Adviser to the UN in Nigeria
Ethnic and religious tensions, conflicts over land and natural resources, regional disputes. And a high terror threat level. Nigeria is a complex country to live in but Adam Bergman, on secondment from the FBA to the UN in Nigeria, enjoys the challenge.
Adam works as Peace and Development Specialist at the UN Resident Coordinator’s Office in Nigeria, which coordinates the work of the UN agencies in the country. The office is in the Nigerian capital city Abuja.
Adam’s role enhances the UN’s capacities in conflict prevention and peacebuilding to create an enabling environment for peace and development in Nigeria. Under the leadership of the Peace and Development Adviser, he closely collaborates with the UNDP and other UN agencies in this endeavor, with focus on long-term development.
Adam, how would you describe a regular week in Nigeria?
– I do strategic-level work such as report writing, analysis and supporting coordination meetings. Recently, I have contributed to the ongoing enhancements of the UN strategy for the Sahel, the region to which northern Nigeria belongs. I also support programmatic work, such as trainings for security actors like the Nigerian police and armed forces. In my spare time I hang out with friends, and apart from that my life mostly takes place at the office and at home. There are not that many leisure activities in Abuja and travelling outside of the city is not always safe.
Could you give us more examples of practical work that you do?
– I have supported a UNDP project in northeastern Nigeria that offers vocational training for unemployed youth, and then we help them start their own businesses. Around 60 percent of the Nigerian population is under 40 years of age, and youth who cannot support themselves are at risk of recruitment from armed groups.

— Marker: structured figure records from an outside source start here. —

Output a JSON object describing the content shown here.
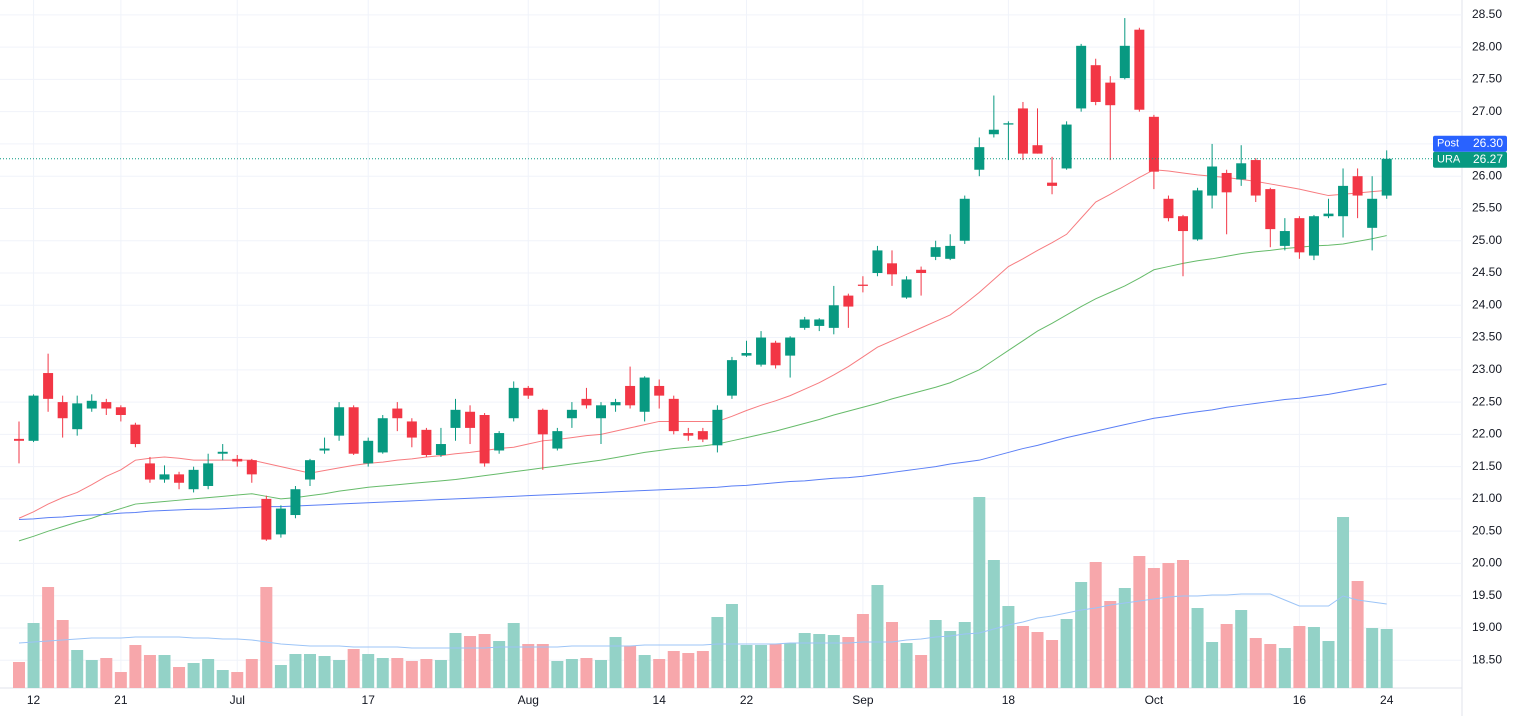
{
  "chart_data": {
    "type": "candlestick",
    "categories": [
      null,
      "12",
      null,
      null,
      null,
      null,
      null,
      "21",
      null,
      null,
      null,
      null,
      null,
      null,
      null,
      "Jul",
      null,
      null,
      null,
      null,
      null,
      null,
      null,
      null,
      "17",
      null,
      null,
      null,
      null,
      null,
      null,
      null,
      null,
      null,
      null,
      "Aug",
      null,
      null,
      null,
      null,
      null,
      null,
      null,
      null,
      "14",
      null,
      null,
      null,
      null,
      null,
      "22",
      null,
      null,
      null,
      null,
      null,
      null,
      null,
      "Sep",
      null,
      null,
      null,
      null,
      null,
      null,
      null,
      null,
      null,
      "18",
      null,
      null,
      null,
      null,
      null,
      null,
      null,
      null,
      null,
      "Oct",
      null,
      null,
      null,
      null,
      null,
      null,
      null,
      null,
      null,
      "16",
      null,
      null,
      null,
      null,
      null,
      "24"
    ],
    "open": [
      21.93,
      21.9,
      22.95,
      22.5,
      22.08,
      22.4,
      22.5,
      22.42,
      22.15,
      21.55,
      21.3,
      21.38,
      21.15,
      21.2,
      21.7,
      21.62,
      21.6,
      21.0,
      20.45,
      20.75,
      21.3,
      21.75,
      21.98,
      22.42,
      21.55,
      21.72,
      22.4,
      22.2,
      22.07,
      21.68,
      22.1,
      22.35,
      22.3,
      21.75,
      22.25,
      22.72,
      22.38,
      21.78,
      22.25,
      22.55,
      22.25,
      22.45,
      22.75,
      22.35,
      22.75,
      22.55,
      22.02,
      22.05,
      21.83,
      22.6,
      23.22,
      23.08,
      23.42,
      23.22,
      23.65,
      23.68,
      23.65,
      24.15,
      24.32,
      24.5,
      24.65,
      24.12,
      24.55,
      24.75,
      24.72,
      25.0,
      26.1,
      26.65,
      26.8,
      27.05,
      26.48,
      25.9,
      26.12,
      27.05,
      27.72,
      27.45,
      27.52,
      28.27,
      26.92,
      25.65,
      25.38,
      25.02,
      25.7,
      26.05,
      25.95,
      26.25,
      25.8,
      24.92,
      25.35,
      24.77,
      25.38,
      25.38,
      26.0,
      25.2,
      25.7
    ],
    "high": [
      22.2,
      22.62,
      23.25,
      22.6,
      22.6,
      22.62,
      22.55,
      22.45,
      22.18,
      21.65,
      21.52,
      21.42,
      21.5,
      21.7,
      21.85,
      21.68,
      21.62,
      21.05,
      20.9,
      21.2,
      21.62,
      21.95,
      22.5,
      22.45,
      21.95,
      22.3,
      22.5,
      22.25,
      22.1,
      22.1,
      22.55,
      22.45,
      22.33,
      22.05,
      22.82,
      22.75,
      22.4,
      22.1,
      22.5,
      22.72,
      22.5,
      22.55,
      23.05,
      22.9,
      22.85,
      22.6,
      22.1,
      22.1,
      22.45,
      23.2,
      23.45,
      23.6,
      23.45,
      23.52,
      23.82,
      23.8,
      24.3,
      24.18,
      24.45,
      24.92,
      24.85,
      24.45,
      24.6,
      25.0,
      25.1,
      25.7,
      26.6,
      27.25,
      26.85,
      27.15,
      27.05,
      26.3,
      26.85,
      28.05,
      27.82,
      27.55,
      28.45,
      28.3,
      26.95,
      25.7,
      25.4,
      25.82,
      26.5,
      26.1,
      26.48,
      26.28,
      25.82,
      25.35,
      25.38,
      25.4,
      25.65,
      26.12,
      26.12,
      26.0,
      26.4
    ],
    "low": [
      21.55,
      21.88,
      22.35,
      21.95,
      21.98,
      22.35,
      22.3,
      22.2,
      21.8,
      21.25,
      21.25,
      21.15,
      21.1,
      21.15,
      21.6,
      21.5,
      21.25,
      20.35,
      20.4,
      20.7,
      21.2,
      21.7,
      21.9,
      21.68,
      21.5,
      21.7,
      22.05,
      21.8,
      21.65,
      21.65,
      21.9,
      21.85,
      21.5,
      21.7,
      22.2,
      22.55,
      21.45,
      21.75,
      22.1,
      22.4,
      21.85,
      22.35,
      22.4,
      22.2,
      22.4,
      22.0,
      21.9,
      21.88,
      21.72,
      22.55,
      23.2,
      23.05,
      23.02,
      22.88,
      23.62,
      23.6,
      23.55,
      23.65,
      24.2,
      24.45,
      24.3,
      24.1,
      24.15,
      24.7,
      24.7,
      24.95,
      26.0,
      26.6,
      26.25,
      26.25,
      26.35,
      25.72,
      26.1,
      27.0,
      27.1,
      26.25,
      27.5,
      27.0,
      25.8,
      25.3,
      24.45,
      25.0,
      25.5,
      25.1,
      25.85,
      25.6,
      24.9,
      24.85,
      24.72,
      24.7,
      25.35,
      25.05,
      25.35,
      24.85,
      25.65
    ],
    "close": [
      21.9,
      22.6,
      22.55,
      22.25,
      22.48,
      22.52,
      22.4,
      22.3,
      21.85,
      21.3,
      21.38,
      21.25,
      21.45,
      21.55,
      21.73,
      21.58,
      21.38,
      20.37,
      20.85,
      21.15,
      21.6,
      21.78,
      22.42,
      21.7,
      21.9,
      22.25,
      22.25,
      21.95,
      21.68,
      21.85,
      22.38,
      22.1,
      21.55,
      22.02,
      22.72,
      22.6,
      22.0,
      22.05,
      22.38,
      22.45,
      22.45,
      22.5,
      22.45,
      22.88,
      22.6,
      22.05,
      21.98,
      21.92,
      22.38,
      23.15,
      23.26,
      23.5,
      23.07,
      23.5,
      23.78,
      23.78,
      24.0,
      23.98,
      24.3,
      24.85,
      24.48,
      24.4,
      24.5,
      24.9,
      24.92,
      25.65,
      26.45,
      26.72,
      26.82,
      26.35,
      26.35,
      25.85,
      26.8,
      28.02,
      27.15,
      27.1,
      28.02,
      27.03,
      26.07,
      25.35,
      25.15,
      25.78,
      26.15,
      25.75,
      26.2,
      25.7,
      25.18,
      25.15,
      24.82,
      25.38,
      25.42,
      25.85,
      25.7,
      25.65,
      26.27
    ],
    "up_color": "#089981",
    "down_color": "#f23645",
    "lines": [
      {
        "color": "#f77c80",
        "values": [
          20.7,
          20.8,
          20.92,
          21.02,
          21.1,
          21.22,
          21.35,
          21.45,
          21.6,
          21.63,
          21.65,
          21.63,
          21.6,
          21.6,
          21.6,
          21.6,
          21.6,
          21.55,
          21.5,
          21.45,
          21.4,
          21.44,
          21.48,
          21.52,
          21.55,
          21.57,
          21.6,
          21.62,
          21.65,
          21.67,
          21.7,
          21.72,
          21.75,
          21.78,
          21.8,
          21.85,
          21.9,
          21.92,
          21.95,
          21.98,
          22.0,
          22.05,
          22.1,
          22.15,
          22.2,
          22.2,
          22.2,
          22.2,
          22.2,
          22.28,
          22.37,
          22.45,
          22.52,
          22.6,
          22.7,
          22.8,
          22.92,
          23.05,
          23.2,
          23.35,
          23.45,
          23.55,
          23.65,
          23.75,
          23.85,
          24.02,
          24.2,
          24.4,
          24.6,
          24.72,
          24.85,
          24.97,
          25.1,
          25.35,
          25.6,
          25.72,
          25.85,
          25.98,
          26.1,
          26.08,
          26.05,
          26.02,
          26.0,
          25.98,
          25.95,
          25.92,
          25.88,
          25.84,
          25.8,
          25.75,
          25.7,
          25.72,
          25.74,
          25.76,
          25.78
        ]
      },
      {
        "color": "#66bb6a",
        "values": [
          20.35,
          20.42,
          20.5,
          20.57,
          20.64,
          20.7,
          20.78,
          20.85,
          20.92,
          20.94,
          20.96,
          20.98,
          21.0,
          21.02,
          21.04,
          21.06,
          21.08,
          21.04,
          21.0,
          21.02,
          21.05,
          21.08,
          21.12,
          21.15,
          21.18,
          21.2,
          21.22,
          21.24,
          21.26,
          21.28,
          21.3,
          21.33,
          21.36,
          21.39,
          21.42,
          21.45,
          21.48,
          21.51,
          21.54,
          21.57,
          21.6,
          21.64,
          21.68,
          21.72,
          21.75,
          21.78,
          21.8,
          21.82,
          21.85,
          21.9,
          21.95,
          22.0,
          22.05,
          22.11,
          22.17,
          22.23,
          22.3,
          22.36,
          22.42,
          22.48,
          22.55,
          22.61,
          22.67,
          22.73,
          22.8,
          22.9,
          23.0,
          23.15,
          23.3,
          23.45,
          23.6,
          23.72,
          23.85,
          23.98,
          24.1,
          24.2,
          24.3,
          24.42,
          24.55,
          24.6,
          24.65,
          24.69,
          24.72,
          24.76,
          24.8,
          24.83,
          24.85,
          24.88,
          24.9,
          24.92,
          24.93,
          24.95,
          24.99,
          25.03,
          25.08
        ]
      },
      {
        "color": "#5b7ff5",
        "values": [
          20.68,
          20.69,
          20.71,
          20.72,
          20.74,
          20.75,
          20.76,
          20.78,
          20.79,
          20.81,
          20.82,
          20.83,
          20.84,
          20.84,
          20.85,
          20.86,
          20.87,
          20.88,
          20.88,
          20.89,
          20.9,
          20.91,
          20.92,
          20.93,
          20.94,
          20.95,
          20.96,
          20.97,
          20.98,
          20.99,
          21.0,
          21.01,
          21.02,
          21.03,
          21.04,
          21.05,
          21.06,
          21.07,
          21.08,
          21.09,
          21.1,
          21.11,
          21.12,
          21.13,
          21.14,
          21.15,
          21.16,
          21.17,
          21.18,
          21.2,
          21.21,
          21.23,
          21.25,
          21.27,
          21.28,
          21.3,
          21.32,
          21.33,
          21.35,
          21.38,
          21.41,
          21.44,
          21.47,
          21.5,
          21.54,
          21.57,
          21.6,
          21.66,
          21.72,
          21.78,
          21.83,
          21.89,
          21.95,
          22.0,
          22.05,
          22.1,
          22.15,
          22.2,
          22.25,
          22.28,
          22.32,
          22.35,
          22.38,
          22.42,
          22.45,
          22.48,
          22.51,
          22.54,
          22.56,
          22.59,
          22.62,
          22.66,
          22.7,
          22.74,
          22.78
        ]
      }
    ],
    "volume": {
      "up_color": "#93d2c7",
      "down_color": "#f7a7ab",
      "values": [
        26,
        65,
        101,
        68,
        38,
        28,
        30,
        16,
        43,
        33,
        33,
        21,
        25,
        29,
        18,
        16,
        29,
        101,
        23,
        34,
        34,
        32,
        28,
        39,
        34,
        30,
        30,
        27,
        29,
        28,
        55,
        52,
        54,
        47,
        65,
        44,
        44,
        27,
        29,
        30,
        28,
        51,
        42,
        33,
        29,
        37,
        35,
        37,
        71,
        84,
        43,
        43,
        44,
        45,
        55,
        54,
        53,
        51,
        74,
        103,
        66,
        45,
        33,
        68,
        57,
        66,
        191,
        128,
        82,
        62,
        56,
        48,
        69,
        106,
        126,
        87,
        100,
        132,
        120,
        125,
        128,
        80,
        46,
        64,
        78,
        50,
        44,
        40,
        62,
        61,
        47,
        171,
        107,
        60,
        59
      ],
      "ma_color": "#9cc4f7",
      "ma": [
        45,
        46,
        47,
        48,
        49,
        50,
        50,
        50,
        51,
        51,
        51,
        51,
        50,
        50,
        49,
        49,
        48,
        46,
        44,
        43,
        42,
        42,
        42,
        41,
        41,
        41,
        41,
        40,
        40,
        40,
        40,
        40,
        40,
        41,
        41,
        41,
        41,
        41,
        42,
        42,
        42,
        42,
        42,
        43,
        43,
        43,
        43,
        43,
        44,
        44,
        44,
        44,
        44,
        45,
        45,
        45,
        45,
        45,
        46,
        46,
        46,
        48,
        49,
        51,
        52,
        54,
        55,
        59,
        63,
        66,
        70,
        72,
        75,
        78,
        80,
        83,
        85,
        87,
        89,
        91,
        92,
        92,
        93,
        93,
        94,
        94,
        94,
        88,
        82,
        82,
        82,
        92,
        88,
        86,
        84
      ]
    },
    "ylim": [
      18.07,
      28.73
    ],
    "yticks": [
      {
        "value": 18.5,
        "label": "18.50"
      },
      {
        "value": 19,
        "label": "19.00"
      },
      {
        "value": 19.5,
        "label": "19.50"
      },
      {
        "value": 20,
        "label": "20.00"
      },
      {
        "value": 20.5,
        "label": "20.50"
      },
      {
        "value": 21,
        "label": "21.00"
      },
      {
        "value": 21.5,
        "label": "21.50"
      },
      {
        "value": 22,
        "label": "22.00"
      },
      {
        "value": 22.5,
        "label": "22.50"
      },
      {
        "value": 23,
        "label": "23.00"
      },
      {
        "value": 23.5,
        "label": "23.50"
      },
      {
        "value": 24,
        "label": "24.00"
      },
      {
        "value": 24.5,
        "label": "24.50"
      },
      {
        "value": 25,
        "label": "25.00"
      },
      {
        "value": 25.5,
        "label": "25.50"
      },
      {
        "value": 26,
        "label": "26.00"
      },
      {
        "value": 26.5,
        "label": "26.50"
      },
      {
        "value": 27,
        "label": "27.00"
      },
      {
        "value": 27.5,
        "label": "27.50"
      },
      {
        "value": 28,
        "label": "28.00"
      },
      {
        "value": 28.5,
        "label": "28.50"
      }
    ],
    "last_price": {
      "name": "URA",
      "value": 26.27,
      "label": "26.27",
      "color": "#089981"
    },
    "post_price": {
      "name": "Post",
      "value": 26.3,
      "label": "26.30",
      "color": "#2962ff"
    },
    "grid": true
  }
}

The project has turned out to be very effective and I am proud of the work that we do.
How would you describe the current situation in Nigeria?

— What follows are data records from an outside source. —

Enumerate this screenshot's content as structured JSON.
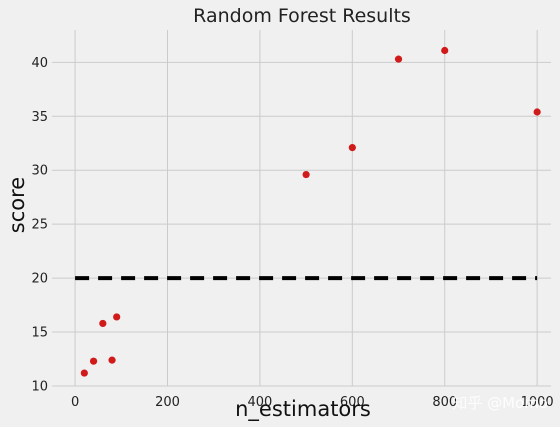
{
  "chart_data": {
    "type": "scatter",
    "title": "Random Forest Results",
    "xlabel": "n_estimators",
    "ylabel": "score",
    "xlim": [
      -50,
      1030
    ],
    "ylim": [
      10,
      43
    ],
    "xticks": [
      0,
      200,
      400,
      600,
      800,
      1000
    ],
    "yticks": [
      10,
      15,
      20,
      25,
      30,
      35,
      40
    ],
    "grid": true,
    "series": [
      {
        "x": [
          20,
          40,
          60,
          80,
          90,
          500,
          600,
          700,
          800,
          1000
        ],
        "y": [
          11.2,
          12.3,
          15.8,
          12.4,
          16.4,
          29.6,
          32.1,
          40.3,
          41.1,
          35.4
        ],
        "color": "#d11a1a"
      }
    ],
    "reference_line": {
      "y": 20,
      "x_start": 0,
      "x_end": 1000,
      "style": "dashed",
      "color": "#000000"
    }
  },
  "watermark": "知乎 @Momo"
}
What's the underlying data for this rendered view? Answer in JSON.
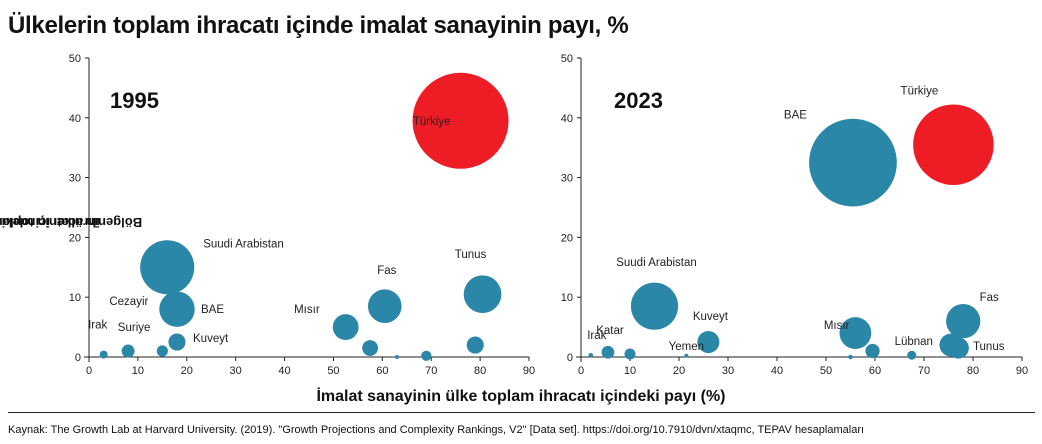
{
  "title": "Ülkelerin toplam ihracatı içinde imalat sanayinin payı, %",
  "xlabel": "İmalat sanayinin ülke toplam ihracatı içindeki payı (%)",
  "ylabel_line1": "Bölgenin ülkenin toplam imalat sanayi",
  "ylabel_line2": "ihracatı içindeki payı (%)",
  "source": "Kaynak: The Growth Lab at Harvard University. (2019). \"Growth Projections and Complexity Rankings, V2\" [Data set]. https://doi.org/10.7910/dvn/xtaqmc, TEPAV hesaplamaları",
  "colors": {
    "bubble": "#2b87a8",
    "highlight": "#ee1c25",
    "axis": "#222222"
  },
  "chart_data": [
    {
      "type": "scatter",
      "title": "1995",
      "xlim": [
        0,
        90
      ],
      "ylim": [
        0,
        50
      ],
      "xticks": [
        "0",
        "10",
        "20",
        "30",
        "40",
        "50",
        "60",
        "70",
        "80",
        "90"
      ],
      "yticks": [
        "0",
        "10",
        "20",
        "30",
        "40",
        "50"
      ],
      "points": [
        {
          "label": "Türkiye",
          "x": 76,
          "y": 39.5,
          "r": 22,
          "color": "highlight"
        },
        {
          "label": "Suudi Arabistan",
          "x": 16,
          "y": 15,
          "r": 7
        },
        {
          "label": "BAE",
          "x": 18,
          "y": 8,
          "r": 3
        },
        {
          "label": "Cezayir",
          "x": 15,
          "y": 1,
          "r": 0.3
        },
        {
          "label": "Irak",
          "x": 3,
          "y": 0.4,
          "r": 0.15
        },
        {
          "label": "Suriye",
          "x": 8,
          "y": 1,
          "r": 0.4
        },
        {
          "label": "Kuveyt",
          "x": 18,
          "y": 2.5,
          "r": 0.7
        },
        {
          "label": "Mısır",
          "x": 52.5,
          "y": 5,
          "r": 1.6
        },
        {
          "label": "Fas",
          "x": 60.5,
          "y": 8.5,
          "r": 2.7
        },
        {
          "label": "Tunus",
          "x": 80.5,
          "y": 10.5,
          "r": 3.4
        },
        {
          "label": "",
          "x": 57.5,
          "y": 1.5,
          "r": 0.6
        },
        {
          "label": "",
          "x": 79,
          "y": 2,
          "r": 0.7
        },
        {
          "label": "",
          "x": 69,
          "y": 0.2,
          "r": 0.25
        },
        {
          "label": "",
          "x": 63,
          "y": 0,
          "r": 0.02
        }
      ]
    },
    {
      "type": "scatter",
      "title": "2023",
      "xlim": [
        0,
        90
      ],
      "ylim": [
        0,
        50
      ],
      "xticks": [
        "0",
        "10",
        "20",
        "30",
        "40",
        "50",
        "60",
        "70",
        "80",
        "90"
      ],
      "yticks": [
        "0",
        "10",
        "20",
        "30",
        "40",
        "50"
      ],
      "points": [
        {
          "label": "Türkiye",
          "x": 76,
          "y": 35.5,
          "r": 16,
          "color": "highlight"
        },
        {
          "label": "BAE",
          "x": 55.5,
          "y": 32.5,
          "r": 19
        },
        {
          "label": "Suudi Arabistan",
          "x": 15,
          "y": 8.5,
          "r": 5.5
        },
        {
          "label": "Irak",
          "x": 2,
          "y": 0.3,
          "r": 0.05
        },
        {
          "label": "Katar",
          "x": 5.5,
          "y": 0.8,
          "r": 0.4
        },
        {
          "label": "Yemen",
          "x": 21.5,
          "y": 0.2,
          "r": 0.03
        },
        {
          "label": "Kuveyt",
          "x": 26,
          "y": 2.5,
          "r": 1.2
        },
        {
          "label": "Mısır",
          "x": 56,
          "y": 4,
          "r": 2.5
        },
        {
          "label": "Lübnan",
          "x": 67.5,
          "y": 0.3,
          "r": 0.2
        },
        {
          "label": "Fas",
          "x": 78,
          "y": 6,
          "r": 2.9
        },
        {
          "label": "Tunus",
          "x": 75.5,
          "y": 2,
          "r": 1.3
        },
        {
          "label": "",
          "x": 10,
          "y": 0.5,
          "r": 0.3
        },
        {
          "label": "",
          "x": 59.5,
          "y": 1,
          "r": 0.5
        },
        {
          "label": "",
          "x": 55,
          "y": 0,
          "r": 0.05
        },
        {
          "label": "",
          "x": 77,
          "y": 1.5,
          "r": 1.1
        }
      ]
    }
  ]
}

– There are many ongoing conflicts and tensions. There are tensions between ethnic groups and between Christians and Muslims. There is also a conflict between farmers and herders. The farmers accuse the herders of destroying cultivated land when they pass through with their animals. In addition, there are geopolitical tensions between southern and northern Nigeria. The south is home to large oil reserves, and there are armed groups fighting for a bigger share of the revenue to stay in the south instead of being transferred to the federal public treasury. In northern Nigeria there is a sense of marginalization by the state, and in the absence of authorities a number of armed groups have been established, such as Boko Haram. Moreover, some 50 years after the Nigerian civil war when the eastern state of Biafra tried to break away, the movement for independence in Biafra is on the rise again.
Why did you apply for this job?
– I hold degrees in criminology and peace and conflict studies, and I have been working on peace and security issues in Zimbabwe and Jordan. When this opportunity came along it felt just right for me. Nigeria is complex, and working for peace in this country is very interesting, and challenging.